Szybko odkładam słuchawkę, gdy Erin wchodzi do salonu, a tuż za nią Pete. Natychmiast marszczę brwi. Dlaczego są razem o dziewiątej wieczorem?
„Hej, Savannah” wita mnie zaskoczona Erin.
„Hej” odpowiadam, zwężając oczy.
„Zobacz, kogo znalazłam kręcącego się w korytarzu” mówi, kiwając w stronę Pete’a.
„Możemy porozmawiać?” pyta, wbijając ręce w kieszenie spodni.
„Możemy porozmawiać jutro. Jestem zmęczona”. Kręcę głową. W tej chwili czuję się szczęśliwa. Nie chcę, żeby on pogorszył mój nastrój.
„W porządku”. Wzdycha, odwraca się na pięcie i odchodzi. Czekam, aż usłyszę zamykające się drzwi wejściowe, po czym odwracam się do Erin.
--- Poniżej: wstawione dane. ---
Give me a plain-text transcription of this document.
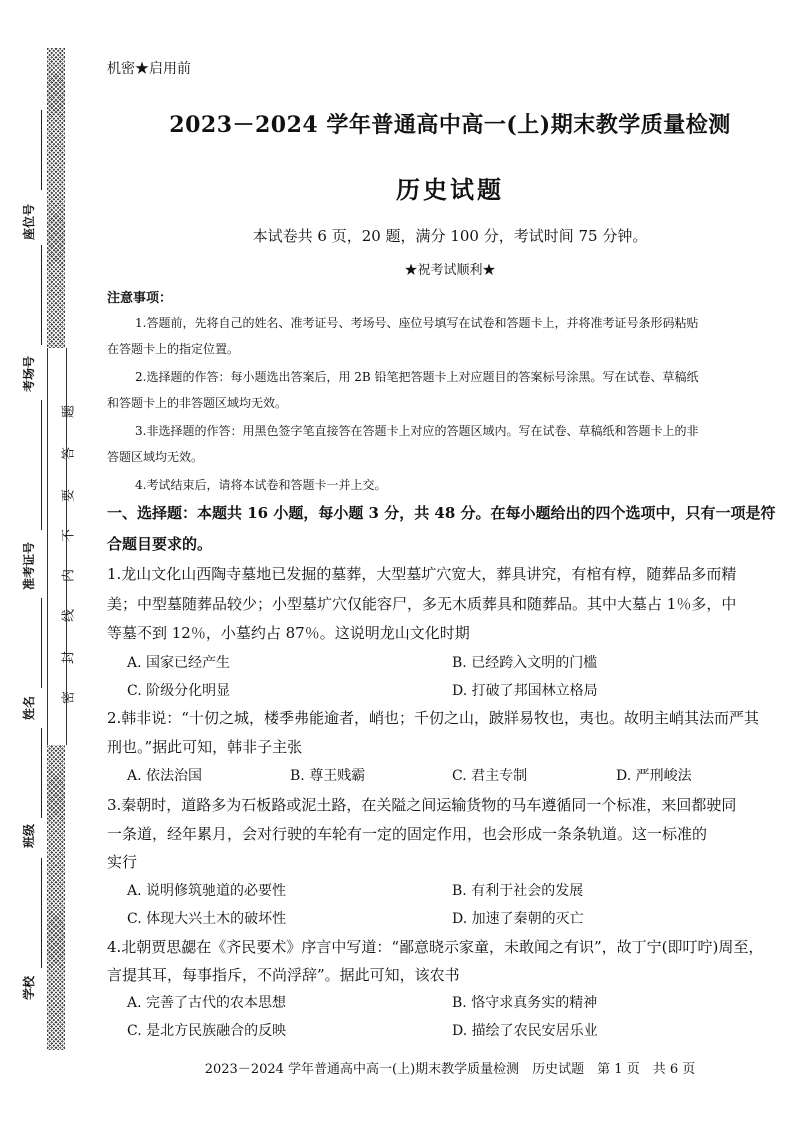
题
答
要
不
内
线
封
密
座位号
考场号
准考证号
姓名
班级
学校
机密★启用前
2023－2024 学年普通高中高一(上)期末教学质量检测
历史试题
本试卷共 6 页，20 题，满分 100 分，考试时间 75 分钟。
★祝考试顺利★
注意事项：
1.答题前，先将自己的姓名、准考证号、考场号、座位号填写在试卷和答题卡上，并将准考证号条形码粘贴
在答题卡上的指定位置。
2.选择题的作答：每小题选出答案后，用 2B 铅笔把答题卡上对应题目的答案标号涂黑。写在试卷、草稿纸
和答题卡上的非答题区域均无效。
3.非选择题的作答：用黑色签字笔直接答在答题卡上对应的答题区域内。写在试卷、草稿纸和答题卡上的非
答题区域均无效。
4.考试结束后，请将本试卷和答题卡一并上交。
一、选择题：本题共 16 小题，每小题 3 分，共 48 分。在每小题给出的四个选项中，只有一项是符
合题目要求的。
1.龙山文化山西陶寺墓地已发掘的墓葬，大型墓圹穴宽大，葬具讲究，有棺有椁，随葬品多而精
美；中型墓随葬品较少；小型墓圹穴仅能容尸，多无木质葬具和随葬品。其中大墓占 1％多，中
等墓不到 12％，小墓约占 87％。这说明龙山文化时期
A. 国家已经产生	B. 已经跨入文明的门槛
C. 阶级分化明显	D. 打破了邦国林立格局
2.韩非说：“十仞之城，楼季弗能逾者，峭也；千仞之山，跛牂易牧也，夷也。故明主峭其法而严其
刑也。”据此可知，韩非子主张
A. 依法治国	B. 尊王贱霸	C. 君主专制	D. 严刑峻法
3.秦朝时，道路多为石板路或泥土路，在关隘之间运输货物的马车遵循同一个标准，来回都驶同
一条道，经年累月，会对行驶的车轮有一定的固定作用，也会形成一条条轨道。这一标准的
实行
A. 说明修筑驰道的必要性	B. 有利于社会的发展
C. 体现大兴土木的破坏性	D. 加速了秦朝的灭亡
4.北朝贾思勰在《齐民要术》序言中写道：“鄙意晓示家童，未敢闻之有识”，故丁宁(即叮咛)周至，
言提其耳，每事指斥，不尚浮辞”。据此可知，该农书
A. 完善了古代的农本思想	B. 恪守求真务实的精神
C. 是北方民族融合的反映	D. 描绘了农民安居乐业
2023－2024 学年普通高中高一(上)期末教学质量检测　历史试题　第 1 页　共 6 页
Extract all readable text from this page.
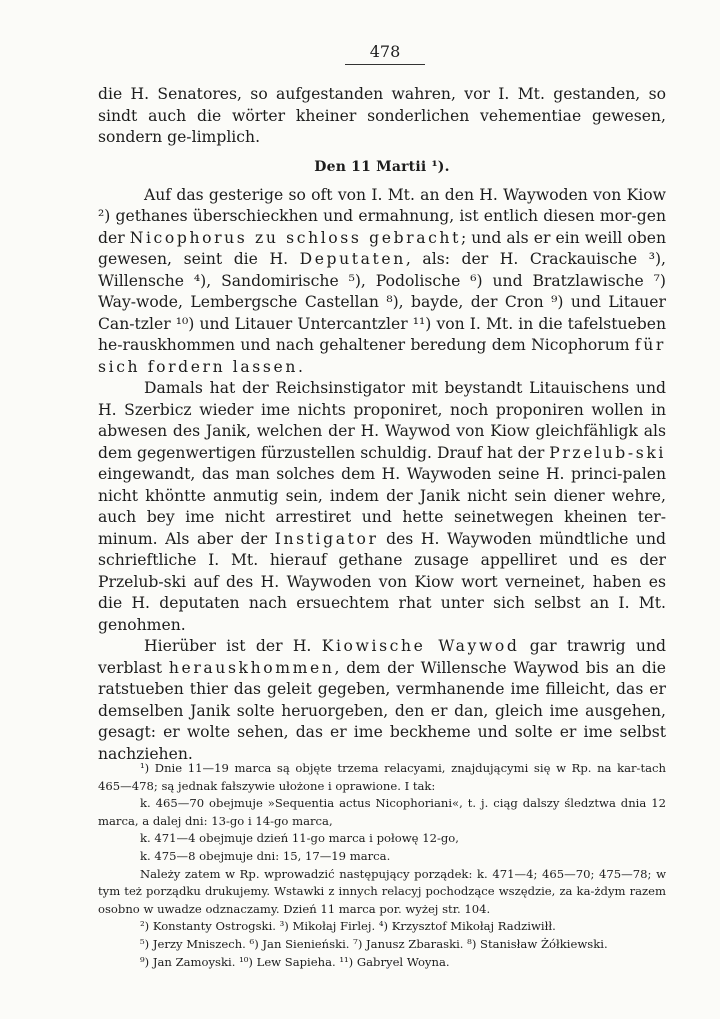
478

die H. Senatores, so aufgestanden wahren, vor I. Mt. gestanden, so sindt auch die wörter kheiner sonderlichen vehementiae gewesen, sondern ge-limplich.

Den 11 Martii ¹).

Auf das gesterige so oft von I. Mt. an den H. Waywoden von Kiow ²) gethanes überschieckhen und ermahnung, ist entlich diesen mor-gen der Nicophorus zu schloss gebracht; und als er ein weill oben gewesen, seint die H. Deputaten, als: der H. Crackauische ³), Willensche ⁴), Sandomirische ⁵), Podolische ⁶) und Bratzlawische ⁷) Way-wode, Lembergsche Castellan ⁸), bayde, der Cron ⁹) und Litauer Can-tzler ¹⁰) und Litauer Untercantzler ¹¹) von I. Mt. in die tafelstueben he-rauskhommen und nach gehaltener beredung dem Nicophorum für sich fordern lassen.

Damals hat der Reichsinstigator mit beystandt Litauischens und H. Szerbicz wieder ime nichts proponiret, noch proponiren wollen in abwesen des Janik, welchen der H. Waywod von Kiow gleichfähligk als dem gegenwertigen fürzustellen schuldig. Drauf hat der Przelub-ski eingewandt, das man solches dem H. Waywoden seine H. princi-palen nicht khöntte anmutig sein, indem der Janik nicht sein diener wehre, auch bey ime nicht arrestiret und hette seinetwegen kheinen ter-minum. Als aber der Instigator des H. Waywoden mündtliche und schrieftliche I. Mt. hierauf gethane zusage appelliret und es der Przelub-ski auf des H. Waywoden von Kiow wort verneinet, haben es die H. deputaten nach ersuechtem rhat unter sich selbst an I. Mt. genohmen.

Hierüber ist der H. Kiowische Waywod gar trawrig und verblast herauskhommen, dem der Willensche Waywod bis an die ratstueben thier das geleit gegeben, vermhanende ime filleicht, das er demselben Janik solte heruorgeben, den er dan, gleich ime ausgehen, gesagt: er wolte sehen, das er ime beckheme und solte er ime selbst nachziehen.

¹) Dnie 11—19 marca są objęte trzema relacyami, znajdującymi się w Rp. na kar-tach 465—478; są jednak fałszywie ułożone i oprawione. I tak:

k. 465—70 obejmuje »Sequentia actus Nicophoriani«, t. j. ciąg dalszy śledztwa dnia 12 marca, a dalej dni: 13-go i 14-go marca,

k. 471—4 obejmuje dzień 11-go marca i połowę 12-go,

k. 475—8 obejmuje dni: 15, 17—19 marca.

Należy zatem w Rp. wprowadzić następujący porządek: k. 471—4; 465—70; 475—78; w tym też porządku drukujemy. Wstawki z innych relacyj pochodzące wszędzie, za ka-żdym razem osobno w uwadze odznaczamy. Dzień 11 marca por. wyżej str. 104.

²) Konstanty Ostrogski. ³) Mikołaj Firlej. ⁴) Krzysztof Mikołaj Radziwiłł.

⁵) Jerzy Mniszech. ⁶) Jan Sienieński. ⁷) Janusz Zbaraski. ⁸) Stanisław Żółkiewski.

⁹) Jan Zamoyski. ¹⁰) Lew Sapieha. ¹¹) Gabryel Woyna.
„Jak spotkanie z tatusiem?” pyta, siadając obok mnie i opierając głowę na moim ramieniu.
„Poszło dobrze. Pokłóciliśmy się, ale chce poznać Rosie. Ona też chce się z nim spotkać” mówię jej, pomijając szczegóły, ponieważ czuję, że coś jest nie tak.